# ISPConfig2, 3 oder SysCP?



## Skayritarai (16. Mai 2009)

Hi,


Ich stehe gerade mit meiner Entscheidung auf dem Schlauch welche Server-Managementsoftware ich den nehmen soll. 

Welche würdet mir empfehlen?

1. ISPConfig2
2. ISPConfig3
3. SysCP


Danke im voraus


----------



## planet_fox (16. Mai 2009)

das kommt auf die anforderungen drauf an


----------



## Skayritarai (17. Mai 2009)

Zitat von planet_fox:


> das kommt auf die anforderungen drauf an


Nach meiner Ansicht ist ISPC3 das richtige für mich, den ISPC3 ist besser gemacht als Webmin.
Also ich brauche es für folgendes:

1. Ich möchte für meine Team-Mitglieder für jedes einen Emailkonto mit Emailadresse zur Verfügung stellen, sofern dies möchten und nicht gerade ihre eigene Emailadresse verwenden wollen. Ein Teammitglied ist dann mit der Emailadresse teamuser[klammeraffe]skayritarweb.de erreichbar.
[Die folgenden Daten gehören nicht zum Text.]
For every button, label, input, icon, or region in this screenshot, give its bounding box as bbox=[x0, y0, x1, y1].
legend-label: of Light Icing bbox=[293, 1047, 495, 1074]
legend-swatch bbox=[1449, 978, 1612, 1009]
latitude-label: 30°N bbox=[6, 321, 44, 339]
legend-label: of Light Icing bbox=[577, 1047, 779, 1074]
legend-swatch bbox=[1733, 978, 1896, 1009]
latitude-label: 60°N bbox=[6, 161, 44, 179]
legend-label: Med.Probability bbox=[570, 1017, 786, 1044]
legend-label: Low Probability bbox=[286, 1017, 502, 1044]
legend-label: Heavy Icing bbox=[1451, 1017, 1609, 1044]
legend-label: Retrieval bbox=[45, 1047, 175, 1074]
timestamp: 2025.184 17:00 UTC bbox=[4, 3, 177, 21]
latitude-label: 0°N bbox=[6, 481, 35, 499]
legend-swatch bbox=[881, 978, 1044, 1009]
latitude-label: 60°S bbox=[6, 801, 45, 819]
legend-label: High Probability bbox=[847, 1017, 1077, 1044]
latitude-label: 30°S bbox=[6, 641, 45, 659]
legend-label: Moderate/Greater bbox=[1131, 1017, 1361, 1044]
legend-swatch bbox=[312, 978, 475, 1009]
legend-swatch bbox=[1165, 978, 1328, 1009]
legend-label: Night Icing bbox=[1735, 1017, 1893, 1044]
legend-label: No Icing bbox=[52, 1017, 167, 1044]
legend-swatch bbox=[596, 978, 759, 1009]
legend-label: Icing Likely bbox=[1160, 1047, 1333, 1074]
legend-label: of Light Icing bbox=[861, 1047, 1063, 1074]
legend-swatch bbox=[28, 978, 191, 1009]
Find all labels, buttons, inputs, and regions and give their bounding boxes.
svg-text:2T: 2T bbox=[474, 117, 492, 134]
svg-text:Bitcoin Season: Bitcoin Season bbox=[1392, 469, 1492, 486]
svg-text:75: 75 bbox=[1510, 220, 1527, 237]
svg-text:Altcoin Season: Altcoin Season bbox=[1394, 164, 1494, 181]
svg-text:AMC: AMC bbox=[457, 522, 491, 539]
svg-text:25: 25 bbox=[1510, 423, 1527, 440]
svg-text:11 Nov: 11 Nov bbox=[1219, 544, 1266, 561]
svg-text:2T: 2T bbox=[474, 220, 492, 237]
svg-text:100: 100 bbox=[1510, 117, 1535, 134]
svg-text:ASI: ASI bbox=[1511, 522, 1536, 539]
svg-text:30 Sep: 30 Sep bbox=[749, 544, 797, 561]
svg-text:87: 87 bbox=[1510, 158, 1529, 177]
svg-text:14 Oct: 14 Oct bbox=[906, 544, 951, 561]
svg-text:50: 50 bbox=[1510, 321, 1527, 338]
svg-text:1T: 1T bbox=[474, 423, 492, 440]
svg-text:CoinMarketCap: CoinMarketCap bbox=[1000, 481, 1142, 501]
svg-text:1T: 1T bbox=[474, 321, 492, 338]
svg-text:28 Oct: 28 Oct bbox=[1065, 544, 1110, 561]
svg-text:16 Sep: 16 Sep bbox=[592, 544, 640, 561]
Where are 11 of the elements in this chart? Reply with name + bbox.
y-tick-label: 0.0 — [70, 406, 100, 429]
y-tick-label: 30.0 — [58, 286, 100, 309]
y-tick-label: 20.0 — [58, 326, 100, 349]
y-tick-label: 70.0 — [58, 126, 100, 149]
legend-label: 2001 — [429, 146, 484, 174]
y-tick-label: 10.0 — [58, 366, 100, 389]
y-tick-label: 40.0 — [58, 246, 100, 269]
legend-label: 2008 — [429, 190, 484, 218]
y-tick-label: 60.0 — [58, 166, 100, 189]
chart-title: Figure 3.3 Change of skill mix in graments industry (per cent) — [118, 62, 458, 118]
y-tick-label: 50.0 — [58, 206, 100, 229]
2. Evtl. möchte ich auch Technische Admins FTP-Konten bereit stellen, die auf das Verzeichnis (wo die Webseite drin liegt) gemeinsam drauf zugreifen können.




Meine Frage:
Zum erstellen von Email-Konten und FTP-Konten muss ich da einen Kunden anlegen?


----------



## planet_fox (18. Mai 2009)

zu 1 und 2 sollte ohne weiteres gehn



> Zum erstellen von Email-Konten und FTP-Konten muss ich da einen Kunden anlegen?


Nein aber die verwaltung kann nur der admin machen und die user haben keinen zu griff drauf.

Bei ISP2 können einzelne mailuser sachen wie spamfilter und sowas bearbeiten ohne admin


----------



## Skayritarai (18. Mai 2009)

OK Danke Ich habe mich für ISPC3 entschieden.


----------